A similar incidence took place in the village of Da’-Paing as well. 

Starting around 10AM, a group came to the camp of Bawdupha. Children and Women in the camp demonstrated for about two hours that they could not participate in the process that would give them a wrong identity forever. 

It led to a quarrel between the local and displaced Rohingyas (in the Bawdupha camp and the village of Thet Kay Pyin) and the inquiry group. Police and NaSaKa shot 20 times in the air and then, at the crowd. A 15-year-old teenager named Mohammed Ali S/o Kabir Ahmed got severely injured as he was hit by a bullet. Although his injury is severe, he is finding hard to take medication. 

The inquiry personnel entered a Rohingya house nearby the school of Thet Kay Pyin and called up its family for investigation. Upon questioning the race of a Rohingya teenager in the family, he replied “Rohingya.” One of the officers forced him to say “Bengali” through the interpreter; he (the teenager) refused to follow. And then, the officer slapped the teenage boy screaming “do you know where I am from? I am from Taunggup Township.” Therefore, other Rohingyas were unable to take the insults and offence at the boy and started to throw stones at the inquiry group. A military person, on his run, broke his nose and chin as he stumbled on the road and other few members also got some minor injuries because of the stones thrown at them” said a Rohingya from Sittwe. 

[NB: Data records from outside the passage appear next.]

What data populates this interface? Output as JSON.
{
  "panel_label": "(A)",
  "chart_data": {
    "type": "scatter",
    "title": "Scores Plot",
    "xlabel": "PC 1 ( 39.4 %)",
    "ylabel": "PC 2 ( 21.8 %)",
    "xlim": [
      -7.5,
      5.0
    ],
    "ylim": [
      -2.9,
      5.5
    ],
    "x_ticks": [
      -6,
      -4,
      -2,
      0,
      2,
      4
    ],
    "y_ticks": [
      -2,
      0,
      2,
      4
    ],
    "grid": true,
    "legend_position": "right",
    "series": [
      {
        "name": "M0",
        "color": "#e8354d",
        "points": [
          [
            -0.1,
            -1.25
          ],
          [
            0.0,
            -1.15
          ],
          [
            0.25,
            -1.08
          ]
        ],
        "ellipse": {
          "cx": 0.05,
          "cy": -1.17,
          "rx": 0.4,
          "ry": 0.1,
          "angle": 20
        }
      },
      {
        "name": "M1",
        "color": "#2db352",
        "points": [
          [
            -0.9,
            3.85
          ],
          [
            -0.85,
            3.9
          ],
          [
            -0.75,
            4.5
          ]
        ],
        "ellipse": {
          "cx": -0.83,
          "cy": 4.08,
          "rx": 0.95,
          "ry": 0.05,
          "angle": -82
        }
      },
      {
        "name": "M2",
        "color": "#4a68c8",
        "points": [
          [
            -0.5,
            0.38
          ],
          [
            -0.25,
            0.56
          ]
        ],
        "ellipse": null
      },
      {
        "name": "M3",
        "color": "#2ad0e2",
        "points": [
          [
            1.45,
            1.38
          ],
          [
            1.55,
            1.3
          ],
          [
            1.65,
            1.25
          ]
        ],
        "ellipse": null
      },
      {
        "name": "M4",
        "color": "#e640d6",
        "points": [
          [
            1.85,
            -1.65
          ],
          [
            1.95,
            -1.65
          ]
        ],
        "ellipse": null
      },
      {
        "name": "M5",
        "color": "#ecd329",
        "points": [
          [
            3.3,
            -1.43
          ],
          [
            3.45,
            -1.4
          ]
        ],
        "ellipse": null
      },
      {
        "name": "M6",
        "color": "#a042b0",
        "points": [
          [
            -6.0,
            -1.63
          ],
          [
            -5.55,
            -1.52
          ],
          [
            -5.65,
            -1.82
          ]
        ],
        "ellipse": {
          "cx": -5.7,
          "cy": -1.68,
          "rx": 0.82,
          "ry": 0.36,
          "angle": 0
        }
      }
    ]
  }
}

“They don’t want to give us time or space to breathe. They carry out an operation after an operation against us: sometimes by central government, sometimes by Police or NaSaka or some other time by the state government. Their ultimate plan is to drive all of us out” he added. 

After an hour, Security Forces, Military and other concerned authority came to Thet Kay Pyin camp and others where the quarrel took place accused the elders of the villages and camps that the quarrel happened because of their incitements. Then, they arrested Daw Salema Khatun D/o U Siraaz (42) from the village of Thet Kay Pyin and Mohammed Hashim S/o Mohammed Hussain (15) from Dun-Pyin (South) just because the immigration officers demonstrated at them that they knew how the quarrel took place. 

Besides, at 4:45PM, the State Government arrested 2 Rohingya elders, U Kyaw Myint and U Ba Tha. The reason for their arrest has not been known yet. While they have still been detained, many other people are also being arbitrarily arrested. Therefore, Rohingyas in the region are extremely worried. 

“Today morning police came. They searched for 3 persons. They arrested U Kyaw Khin, Chairman of Thet Kay Pyin village and U San Linn, an officer from Fire Brigade Department. Yet, they are looking for U Yusuf who is working at Postal Office.” a villager from Thet Kay Pyin told to RB News. 

Since last week, the officers from the Arakan State Government in Sittwe have been visiting Rohingya areas by cars and announcing (through amplifiers) that there would be a 50-day census (from 26.4.2013 to 15.6.2013) carried out on the population of Bengalis (in their term). They have also distributed leaflets. 

Rohingya elders mentioned in the weekly meeting at the Camp Management Office last week that the whole Rohingya community rejects the term “Bengali Representative” used in the leaflets.